The problem is a significant one: more than 20 percent of all pretrial detainees in Maine are in jail because of Failure to Appear (FTA) and no other crime. That amounts to more than 9,000 individuals being held in Maine jails every year for no other reason than missing their court date.
The cost of policing and punishing FTA is a significant drain on court, jail, and law enforcement resources. Maine jails spend $1.8 million annually housing pretrial detainees charged with FTA, and issuing warrants and scheduling hearings for FTA is a substantial drain on court and clerk time. And FTA can be devastating for defendants, who risk losing their jobs, their homes, and even custody of their children as a result of pretrial incarceration.
Studies show that most people who miss court do so because of forgetfulness, work obligations, illness, or other logistical obstacles. Therefore, rather than punishment, we need a commonsense solution that addresses the root causes of the problem. Research has consistently proven that the most effective way to reduce the FTA rate is through phone-based court notification programs, which remind defendants of the date, time, and location of their court date. These are similar to the text reminders that many of us currently receive about upcoming doctor or dentist appointments.
Several states – including Arizona, Colorado, Louisiana, Missouri, New York, Ohio, Oregon, Pennsylvania, and Washington – have created court notification programs that work, are cost-effective, and do not undermine the other goals of the criminal justice system. These are proven successful models from which we can learn a lot. Every published study of these court notification programs reports success in reducing FTA. Most of these programs reduced the FTA rate by more than 50 percent within the first six months.
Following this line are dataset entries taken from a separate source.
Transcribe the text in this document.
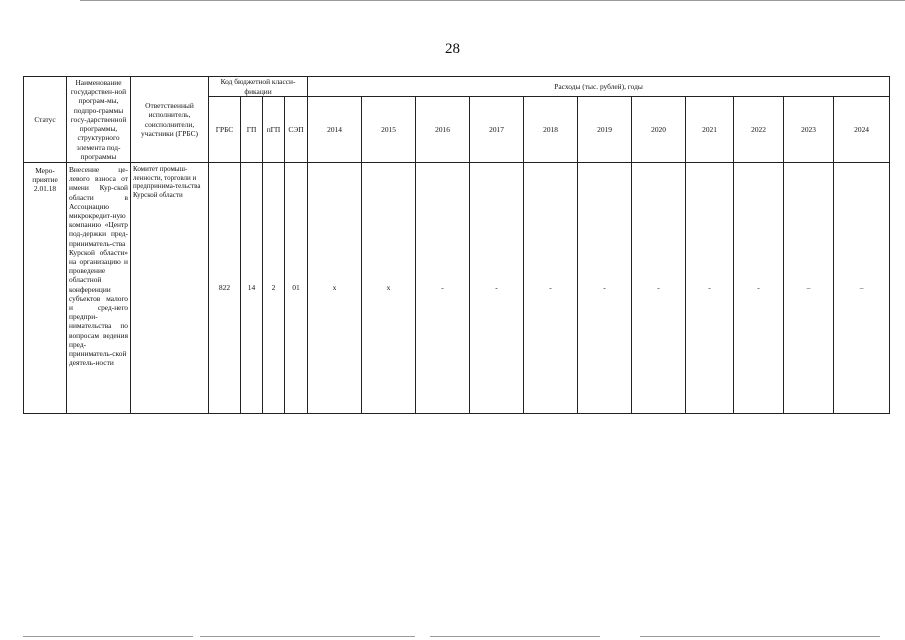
28
Статус	Наименование государствен-ной програм-мы, подпро-граммы госу-дарственной программы, структурного элемента под-программы	Ответственный исполнитель, соисполнители, участники (ГРБС)	Код бюджетной класси-фикации				Расходы (тыс. рублей), годы										
			ГРБС	ГП	пГП	СЭП	2014	2015	2016	2017	2018	2019	2020	2021	2022	2023	2024
Меро-приятие 2.01.18	Внесение це-левого взноса от имени Кур-ской области в Ассоциацию микрокредит-ную компанию «Центр под-держки пред-приниматель-ства Курской области» на организацию и проведение областной конференции субъектов малого и сред-него предпри-нимательства по вопросам ведения пред-приниматель-ской деятель-ности	Комитет промыш-ленности, торговли и предпринима-тельства Курской области	822	14	2	01	х	х	-	-	-	-	-	-	-	–	–
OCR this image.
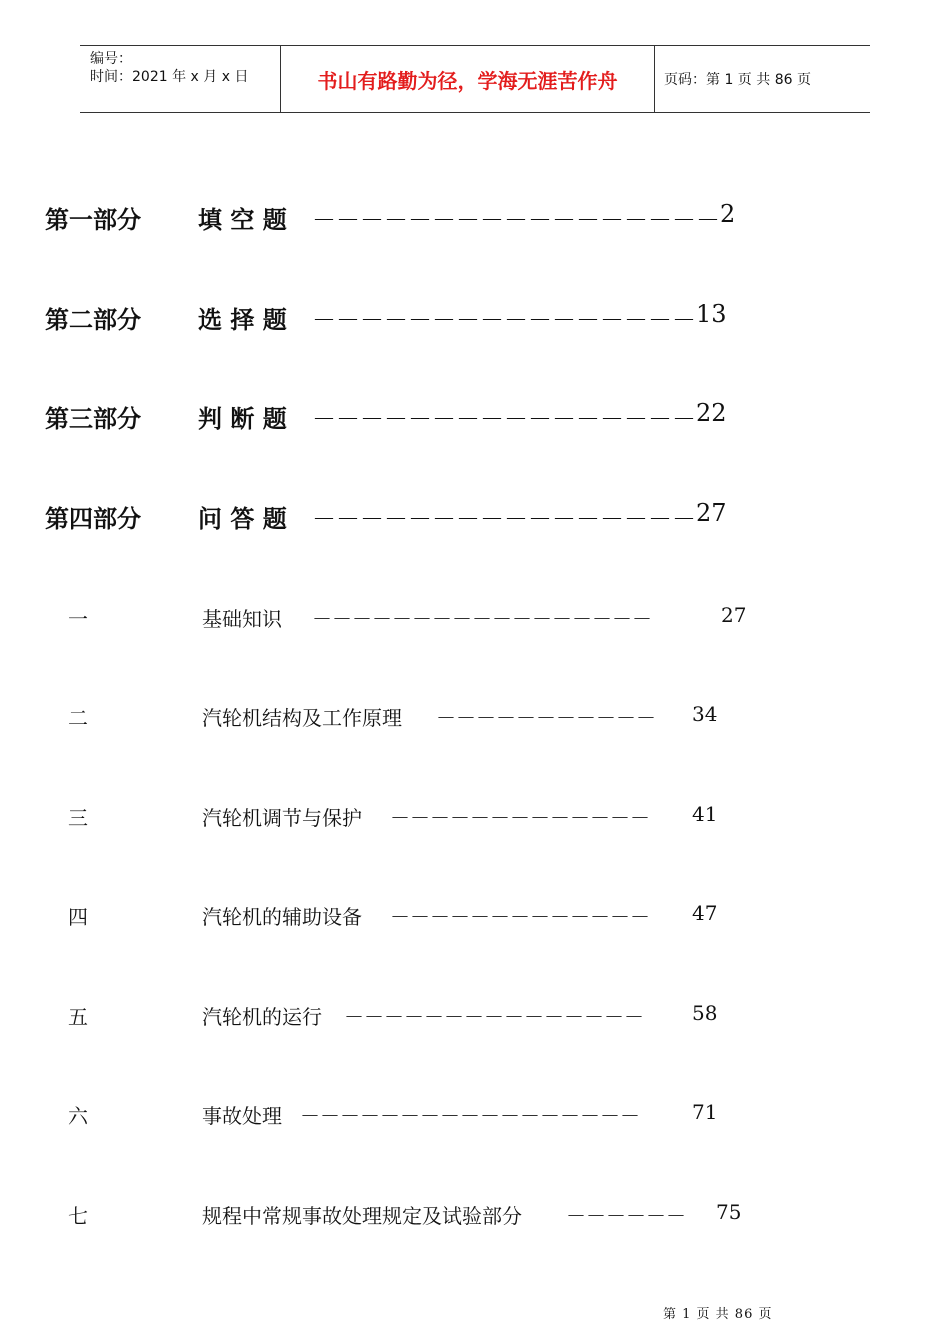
编号：
时间：2021 年 x 月 x 日	书山有路勤为径，学海无涯苦作舟	页码：第 1 页 共 86 页
第一部分 填 空 题 －－－－－－－－－－－－－－－－－ 2
第二部分 选 择 题 －－－－－－－－－－－－－－－－ 13
第三部分 判 断 题 －－－－－－－－－－－－－－－－ 22
第四部分 问 答 题 －－－－－－－－－－－－－－－－ 27
一	基础知识 －－－－－－－－－－－－－－－－－	27
二	汽轮机结构及工作原理 －－－－－－－－－－－ 34
三	汽轮机调节与保护 －－－－－－－－－－－－－ 41
四	汽轮机的辅助设备 －－－－－－－－－－－－－ 47
五	汽轮机的运行 －－－－－－－－－－－－－－－ 58
六	事故处理 －－－－－－－－－－－－－－－－－	71
七	规程中常规事故处理规定及试验部分 －－－－－－ 75
第 1 页 共 86 页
These court notification programs also consistently lead to major financial savings. The court notification program in Coconino County, Arizona produced $90,000 in increased revenue to the court and $60,000 to the jails in its first year of operation. In Multnomah County, Oregon, the court notification initiative was estimated to have saved $500,000 in its first year, in which it was used with only a limited pool of defendants. The program was expanded to include more defendants, and by the third year it saved the county approximately $1.6 million.
Court notification programs are not just for big cities or wealthy suburbs. They work extremely well in places like Maine. For example, the court notification program in Coconino County, Arizona – whose population is smaller than those of Cumberland, Penobscot, or York counties, and which contains significant rural and poor areas – helped reduce the FTA rate by 52 percent in just three months.
Every day, 25 people in Maine are incarcerated for FTA and no other reason. These are not hardened criminals trying to evade justice; they are mostly busy, overburdened parents and workers who – in the many weeks between their summons and their court date – simply forget. The costs of pretrial detention are high, both to our jails and our communities, as we separate parents from children and take workers away from their jobs. But FTA is not an intractable, unsolvable problem. There are excellent, proven models from around the country of court notification programs that reduce FTA rates by at least 50 percent. The cost of these programs is minimal, and they produce enormous savings for the courts, jails, and police.